The Private Computation Framework (PCF) library builds a scalable, secure, and distributed private computation platform to run secure computations on a production level. PCF library supports running the computation on AWS Cloud and is able to integrate with various private computation technologies. PCF is a set of backend components that run the core encryption protocols.
Reducing cost for running MPC is our primary goal. The goal is to reach some sufficiently low cost for a variety of ads products.
PCF becomes a scalable framework/library of private computation, which can support potentially all major ads use cases, ranging from measurement, delivery health to ranking/optimization. It also needs to work extensively with various infra, like two-party, consortium and/or partner integration.
The difficulty of building any new MPC framework/toolkit is very high. While PCF has to rely on the experts of encryption to devise low level improvements, we should aim for a layered development approach that allows general engineers to understand, iterate and most importantly, to monitor and debug.
PCF is provably private and secure, with acceptable assumptions. Its technical designs and improvements, while oftentimes very complicated, need to be explainable to stakeholders.
PCF v1.0 employs a direct hard dependency on EMP-Toolkit. This design makes it extremely hard to:
- improve the performance/security of the underlying MPC protocol since it’s third-party property;
- adopt new, cost-efficient MPC protocols that are not supported by EMP;
- enable a plaintext protocol for debugging and testing.
To achieve these goals, we developed PCF v2.0 with the following key features:
-
Protocol-independent Frontend APIs. These APIs are exposed to application developers, i.e, general engineers writing MPC-based ads use cases. This feature allows application development without much understanding of the backend protocols.
-
Support for different backend MPC protocols. We currently support the more efficient XOR-SS protocol, instead of the Garbled-Circuit based EMP-Toolkit in PCF v1.0. Meanwhile, it is possible to choose and configure the underlying MPC protocol at run-time.
-
Debugging tools. One special tool is the "plaintext MPC protocol" that enables developers to differentiate issues between application level and MPC engine level.

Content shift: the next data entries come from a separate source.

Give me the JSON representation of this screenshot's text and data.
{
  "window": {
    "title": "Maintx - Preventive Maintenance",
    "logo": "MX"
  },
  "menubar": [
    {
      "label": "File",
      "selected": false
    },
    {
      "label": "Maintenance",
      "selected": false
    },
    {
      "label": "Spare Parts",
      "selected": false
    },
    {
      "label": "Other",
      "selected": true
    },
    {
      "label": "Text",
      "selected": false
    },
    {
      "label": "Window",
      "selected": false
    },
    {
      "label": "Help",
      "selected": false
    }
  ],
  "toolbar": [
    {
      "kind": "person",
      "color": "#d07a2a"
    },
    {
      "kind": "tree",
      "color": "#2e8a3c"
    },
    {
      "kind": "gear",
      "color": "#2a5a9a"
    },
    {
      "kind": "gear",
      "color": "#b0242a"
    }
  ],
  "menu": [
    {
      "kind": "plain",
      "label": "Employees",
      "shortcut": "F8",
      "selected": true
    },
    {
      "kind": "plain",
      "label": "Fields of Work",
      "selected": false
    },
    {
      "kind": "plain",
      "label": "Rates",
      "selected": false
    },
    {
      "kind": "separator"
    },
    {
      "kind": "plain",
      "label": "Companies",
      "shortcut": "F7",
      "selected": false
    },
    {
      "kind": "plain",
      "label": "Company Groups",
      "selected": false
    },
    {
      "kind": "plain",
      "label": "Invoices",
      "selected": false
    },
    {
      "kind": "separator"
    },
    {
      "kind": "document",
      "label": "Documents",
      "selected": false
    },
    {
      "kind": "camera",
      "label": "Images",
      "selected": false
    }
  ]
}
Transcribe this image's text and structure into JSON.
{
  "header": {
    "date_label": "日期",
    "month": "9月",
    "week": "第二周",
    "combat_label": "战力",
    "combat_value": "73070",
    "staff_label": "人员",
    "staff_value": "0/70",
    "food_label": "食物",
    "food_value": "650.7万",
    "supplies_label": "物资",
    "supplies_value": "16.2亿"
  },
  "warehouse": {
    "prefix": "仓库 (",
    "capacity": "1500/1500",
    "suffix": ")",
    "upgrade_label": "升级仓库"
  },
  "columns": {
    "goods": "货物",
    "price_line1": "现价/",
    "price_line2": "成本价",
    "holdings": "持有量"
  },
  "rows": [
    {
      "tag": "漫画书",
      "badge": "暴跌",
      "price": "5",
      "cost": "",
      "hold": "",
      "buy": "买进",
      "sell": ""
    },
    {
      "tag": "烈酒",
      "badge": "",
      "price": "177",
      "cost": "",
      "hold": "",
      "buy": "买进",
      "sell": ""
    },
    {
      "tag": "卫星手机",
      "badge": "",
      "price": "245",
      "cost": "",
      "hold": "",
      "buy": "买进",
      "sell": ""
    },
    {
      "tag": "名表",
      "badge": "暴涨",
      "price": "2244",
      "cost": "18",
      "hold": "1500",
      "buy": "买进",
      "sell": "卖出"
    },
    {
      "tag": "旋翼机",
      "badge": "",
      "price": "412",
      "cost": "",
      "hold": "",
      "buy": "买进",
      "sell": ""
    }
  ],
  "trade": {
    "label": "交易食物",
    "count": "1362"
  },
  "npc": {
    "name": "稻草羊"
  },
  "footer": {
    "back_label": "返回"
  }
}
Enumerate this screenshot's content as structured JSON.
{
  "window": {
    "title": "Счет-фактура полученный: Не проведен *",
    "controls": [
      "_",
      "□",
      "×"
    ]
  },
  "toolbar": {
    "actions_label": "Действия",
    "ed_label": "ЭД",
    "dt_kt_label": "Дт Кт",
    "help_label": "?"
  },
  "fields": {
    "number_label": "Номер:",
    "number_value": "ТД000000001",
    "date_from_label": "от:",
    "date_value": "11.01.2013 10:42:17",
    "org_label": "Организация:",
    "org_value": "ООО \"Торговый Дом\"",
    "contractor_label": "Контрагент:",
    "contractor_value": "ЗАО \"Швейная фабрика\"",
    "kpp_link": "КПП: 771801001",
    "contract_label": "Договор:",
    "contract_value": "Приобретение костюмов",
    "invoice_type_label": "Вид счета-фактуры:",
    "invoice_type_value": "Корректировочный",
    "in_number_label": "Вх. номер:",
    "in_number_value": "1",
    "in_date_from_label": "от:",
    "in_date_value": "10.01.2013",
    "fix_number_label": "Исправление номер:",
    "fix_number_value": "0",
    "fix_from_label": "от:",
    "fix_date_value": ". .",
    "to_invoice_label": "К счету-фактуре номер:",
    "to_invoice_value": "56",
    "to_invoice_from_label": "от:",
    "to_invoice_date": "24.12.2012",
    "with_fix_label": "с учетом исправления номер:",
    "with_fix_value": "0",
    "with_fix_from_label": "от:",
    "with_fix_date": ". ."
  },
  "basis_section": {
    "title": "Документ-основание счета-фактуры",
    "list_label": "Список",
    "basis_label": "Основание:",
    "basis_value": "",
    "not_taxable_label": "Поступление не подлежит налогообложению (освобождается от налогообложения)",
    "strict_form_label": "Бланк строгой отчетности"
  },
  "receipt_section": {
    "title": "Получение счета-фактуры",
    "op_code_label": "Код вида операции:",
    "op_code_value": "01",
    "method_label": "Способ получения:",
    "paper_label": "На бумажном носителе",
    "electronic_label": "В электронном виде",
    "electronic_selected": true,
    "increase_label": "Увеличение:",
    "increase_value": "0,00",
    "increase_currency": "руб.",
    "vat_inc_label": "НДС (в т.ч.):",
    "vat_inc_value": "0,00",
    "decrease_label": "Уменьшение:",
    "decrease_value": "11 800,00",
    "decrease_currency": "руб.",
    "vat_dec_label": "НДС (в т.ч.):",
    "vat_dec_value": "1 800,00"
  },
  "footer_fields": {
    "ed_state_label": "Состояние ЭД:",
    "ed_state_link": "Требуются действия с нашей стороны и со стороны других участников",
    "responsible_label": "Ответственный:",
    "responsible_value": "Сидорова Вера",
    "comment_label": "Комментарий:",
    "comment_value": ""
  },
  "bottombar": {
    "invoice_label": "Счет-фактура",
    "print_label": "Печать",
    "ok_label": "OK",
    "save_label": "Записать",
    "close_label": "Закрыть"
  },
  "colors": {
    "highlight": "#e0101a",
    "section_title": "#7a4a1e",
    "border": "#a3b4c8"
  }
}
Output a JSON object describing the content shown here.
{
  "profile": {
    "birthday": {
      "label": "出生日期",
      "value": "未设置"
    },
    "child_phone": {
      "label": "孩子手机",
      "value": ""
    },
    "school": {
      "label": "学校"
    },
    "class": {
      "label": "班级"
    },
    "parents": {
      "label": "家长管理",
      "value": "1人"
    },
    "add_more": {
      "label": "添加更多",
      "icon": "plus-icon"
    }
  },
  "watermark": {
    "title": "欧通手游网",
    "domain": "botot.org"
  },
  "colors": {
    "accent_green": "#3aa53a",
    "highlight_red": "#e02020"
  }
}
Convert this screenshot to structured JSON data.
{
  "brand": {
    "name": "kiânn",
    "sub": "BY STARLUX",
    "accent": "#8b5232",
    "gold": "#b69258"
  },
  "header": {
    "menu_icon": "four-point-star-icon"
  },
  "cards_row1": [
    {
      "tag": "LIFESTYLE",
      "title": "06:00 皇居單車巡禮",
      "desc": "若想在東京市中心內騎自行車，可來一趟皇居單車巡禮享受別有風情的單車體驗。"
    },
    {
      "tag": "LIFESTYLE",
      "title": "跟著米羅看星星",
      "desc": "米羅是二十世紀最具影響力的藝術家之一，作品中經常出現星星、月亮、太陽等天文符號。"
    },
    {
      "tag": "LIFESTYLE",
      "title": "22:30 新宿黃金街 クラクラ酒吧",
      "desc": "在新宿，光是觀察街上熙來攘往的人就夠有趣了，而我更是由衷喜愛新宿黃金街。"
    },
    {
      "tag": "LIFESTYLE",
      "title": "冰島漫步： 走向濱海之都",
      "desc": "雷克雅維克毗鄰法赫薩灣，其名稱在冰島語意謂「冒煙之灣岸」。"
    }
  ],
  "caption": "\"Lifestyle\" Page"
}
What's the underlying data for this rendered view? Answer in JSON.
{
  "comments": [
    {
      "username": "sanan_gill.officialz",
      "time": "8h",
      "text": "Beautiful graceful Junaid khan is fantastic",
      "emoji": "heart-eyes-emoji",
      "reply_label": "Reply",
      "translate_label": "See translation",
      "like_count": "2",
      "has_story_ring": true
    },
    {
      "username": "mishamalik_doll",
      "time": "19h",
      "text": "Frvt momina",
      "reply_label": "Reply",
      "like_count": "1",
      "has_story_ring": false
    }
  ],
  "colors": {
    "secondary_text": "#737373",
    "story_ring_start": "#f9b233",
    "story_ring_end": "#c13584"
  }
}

Putting the key features together, we envision the following picture for PCF v2.0. As shown below, MPC application developers don't need to know the details of the underlying MPC framework and don't need to handle specific public clouds. Changing the MPC framework or switching from AWS to Azure/GCP should be as simple as a configuration change.
Unless you're a developer working on the MPC engine, this is the only component you need to care about when using the system. It can be broken into sub-components.
We'll expand on this below, but this is the interface for reading/writing files without caring whether it's a local file, an S3 object, or something else.
This interface is how a developer can run secure computations without caring about the details of the underlying cryptography. This is where we expose such types as SecInt
or SecBool
. In addition to "private type in clear container" (for example, std::vector<SecInt>
, which require a public index to access its elements.), we also provide "private type in oblivious container", a data type that allows accessing its elements with private indexes (read about oblivious RAM for more details).
The scheduler is the component which consumes a stream of gates (our MPC instruction set) to drive the MPC engine. This object is conceptually similar to a interpreter. The frontend generates a gate stream ("Compute AND between wire_x and wire_y and store result in wire_z") which needs to be executed by the MPC backend. For now, our only backend is the XOR Secret Sharing engine, but in the future there may be contexts in which we can detect that a subroutine would be more efficient to implement in a garbled circuit engine.
The scheduler is also responsible for wire bookkeeping: knowing which wires are no longer necessary and can be cleaned up (conceptually a garbage collector). Overall, this component is responsible for optimization of the circuits generated by the frontend.
Above when we introduced the ASCI, we touched upon private types in clear/oblivious containers. Here, we'll lightly expand on how those work.
Our interface for private types in oblivious containers is backed by write-only Oblivious RAM (ORAM) and allows a developer to write to (adding a value to) a bucket specified by a secret index (a linear scan, like what we do currently to implement pseudo-groupby operations in MPC, is a trivial ORAM).
A write-only ORAM doesn't hide the access pattern of reading (in return of a better-than-full-ORAM performance). In practice, this is fine for many of our use-cases today, but eventually (beyond H2 2022) we may want to support read-only ORAM or even a full ORAM system. In the ASCI, this would be surfaced through our "Private type in oblivious container" objects.
It's hard to really call any specific component (except basic ciphers and PRGs) a "cryptographic primitive" given the depth and complexity to many of these building blocks, but diving beyond the MPC backends described above, there are a number of cryptographic components which are considered generic enough to not be tied to any specific solution. We call these the "core backend components" -- tuple generators, circuit garblers, pseudorandom correlation generators, and more.